Counter offer calculator — see the exact number to name

Stop guessing. Enter your offer details and we'll calculate a data-backed counter offer range based on your role, location, experience, and current market rates.

CPC value $5.60 — high commercial intent Low competition keyword Used by 1,300+ people/month

How it works

From offer to counter in 3 steps

Enter your offer details

Your job title, location, years of experience, the salary offered, and your industry. Takes about 60 seconds. No account needed.

Get your counter range

We calculate a low, mid, and high counter offer based on your market percentile and industry benchmarks. You also get a confidence score showing how negotiable the offer is.

Send the email

Use the email generator to produce a professional negotiation email with your exact counter number pre-filled. Copy it and send.

Handling pushback

Scripts for the 4 most common objections

Most negotiations stall not because of the number — but because people don't know what to say when the employer pushes back. Here's exactly what to say.

This is a negotiating position, not a fact. Pivot immediately to total compensation.

"I completely understand — I appreciate you being upfront. If the base is fixed, would you be open to discussing a signing bonus or an extra week of PTO? I want to find a way to make this work for both of us."

Don't take the bait. You're not negotiating against other candidates — you're establishing your market value.
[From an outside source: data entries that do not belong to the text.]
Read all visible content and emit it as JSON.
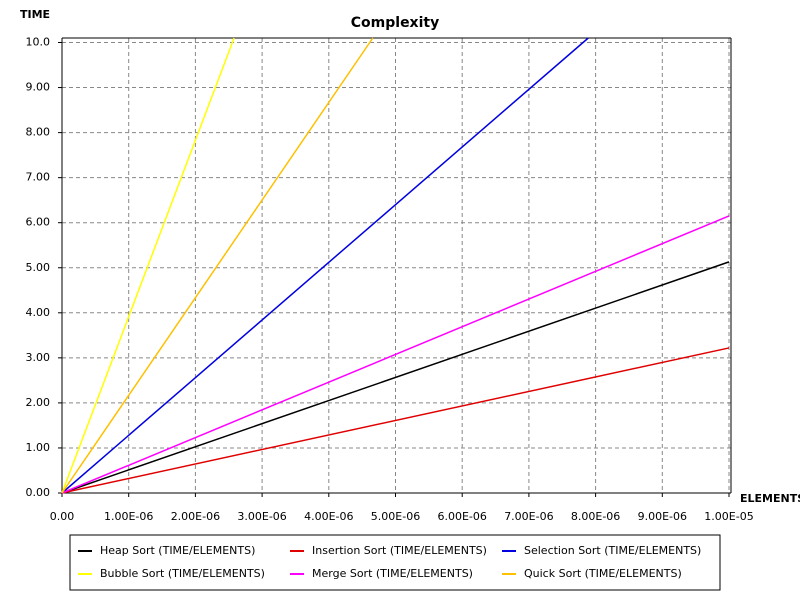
{
  "chart_data": {
    "type": "line",
    "title": "Complexity",
    "y_label": "TIME",
    "x_label": "ELEMENTS",
    "xlim": [
      0,
      1e-05
    ],
    "ylim": [
      0,
      10.1
    ],
    "xticks": [
      {
        "value": 0,
        "label": "0.00"
      },
      {
        "value": 1e-06,
        "label": "1.00E-06"
      },
      {
        "value": 2e-06,
        "label": "2.00E-06"
      },
      {
        "value": 3e-06,
        "label": "3.00E-06"
      },
      {
        "value": 4e-06,
        "label": "4.00E-06"
      },
      {
        "value": 5e-06,
        "label": "5.00E-06"
      },
      {
        "value": 6e-06,
        "label": "6.00E-06"
      },
      {
        "value": 7e-06,
        "label": "7.00E-06"
      },
      {
        "value": 8e-06,
        "label": "8.00E-06"
      },
      {
        "value": 9e-06,
        "label": "9.00E-06"
      },
      {
        "value": 1e-05,
        "label": "1.00E-05"
      }
    ],
    "yticks": [
      {
        "value": 0,
        "label": "0.00"
      },
      {
        "value": 1,
        "label": "1.00"
      },
      {
        "value": 2,
        "label": "2.00"
      },
      {
        "value": 3,
        "label": "3.00"
      },
      {
        "value": 4,
        "label": "4.00"
      },
      {
        "value": 5,
        "label": "5.00"
      },
      {
        "value": 6,
        "label": "6.00"
      },
      {
        "value": 7,
        "label": "7.00"
      },
      {
        "value": 8,
        "label": "8.00"
      },
      {
        "value": 9,
        "label": "9.00"
      },
      {
        "value": 10,
        "label": "10.0"
      }
    ],
    "grid": true,
    "series": [
      {
        "name": "Heap Sort (TIME/ELEMENTS)",
        "color": "#000000",
        "x": [
          0,
          1e-05
        ],
        "values": [
          0,
          5.13
        ]
      },
      {
        "name": "Insertion Sort (TIME/ELEMENTS)",
        "color": "#e00000",
        "x": [
          0,
          1e-05
        ],
        "values": [
          0,
          3.22
        ]
      },
      {
        "name": "Selection Sort (TIME/ELEMENTS)",
        "color": "#0000e0",
        "x": [
          0,
          7.89e-06
        ],
        "values": [
          0,
          10.1
        ]
      },
      {
        "name": "Bubble Sort (TIME/ELEMENTS)",
        "color": "#ffff00",
        "x": [
          0,
          2.58e-06
        ],
        "values": [
          0,
          10.1
        ]
      },
      {
        "name": "Merge Sort (TIME/ELEMENTS)",
        "color": "#ff00ff",
        "x": [
          0,
          1e-05
        ],
        "values": [
          0,
          6.15
        ]
      },
      {
        "name": "Quick Sort (TIME/ELEMENTS)",
        "color": "#ffc000",
        "x": [
          0,
          4.66e-06
        ],
        "values": [
          0,
          10.1
        ]
      }
    ]
  }
}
"I can only speak to my own experience and the current market data for this role. Based on [X years of experience] in [specific skill], I believe [counter offer] is the right number. I'm confident I'll deliver strong value from day one."

Get the future review in writing with specific criteria — vague promises don't get honoured.

"I appreciate that. Would it be possible to put the 6-month review in the offer letter with a clear target — for example, reaching [counter offer] if I hit specific milestones? That would give me real confidence moving forward."

Acknowledge their effort, then hold your position with one final ask.

"I genuinely appreciate that and I don't take it lightly. I'm very close to where I need to be. Is there any room to meet at [specific number between offers]? I'm ready to sign immediately at that figure."

FAQ

Counter offer questions answered

Not at all. 73% of employers expect candidates to negotiate. Counter offering is a normal, professional part of the hiring process. The rare case where an employer rescinds an offer over a polite counter tells you everything you need to know about that employer.
Typically one to two rounds is the norm. After your initial counter, if they come back with a revised offer, you can make one final small nudge. Beyond two rounds it can start to feel combative — know when to accept or walk away.
Pivot to total compensation — signing bonus, extra PTO, remote flexibility, a 6-month salary review with written criteria, or a professional development budget. Most of these are easier for companies to approve than base salary changes.
Either works. Email is preferable because it creates a written record and gives both sides time to think. If you counter by phone, always follow up with an email confirming the number you discussed. Use our email template generator to write it.
We use your job title, location (cost-of-living adjusted), years of experience, and industry to estimate where your offer sits relative to the market. Your counter range is set to move you toward the 65th–75th percentile — ambitious but achievable in most negotiations.

Need the email to go with your number?

Use our free email generator to produce a polished negotiation email with your counter number pre-filled. Copy and send in 30 seconds.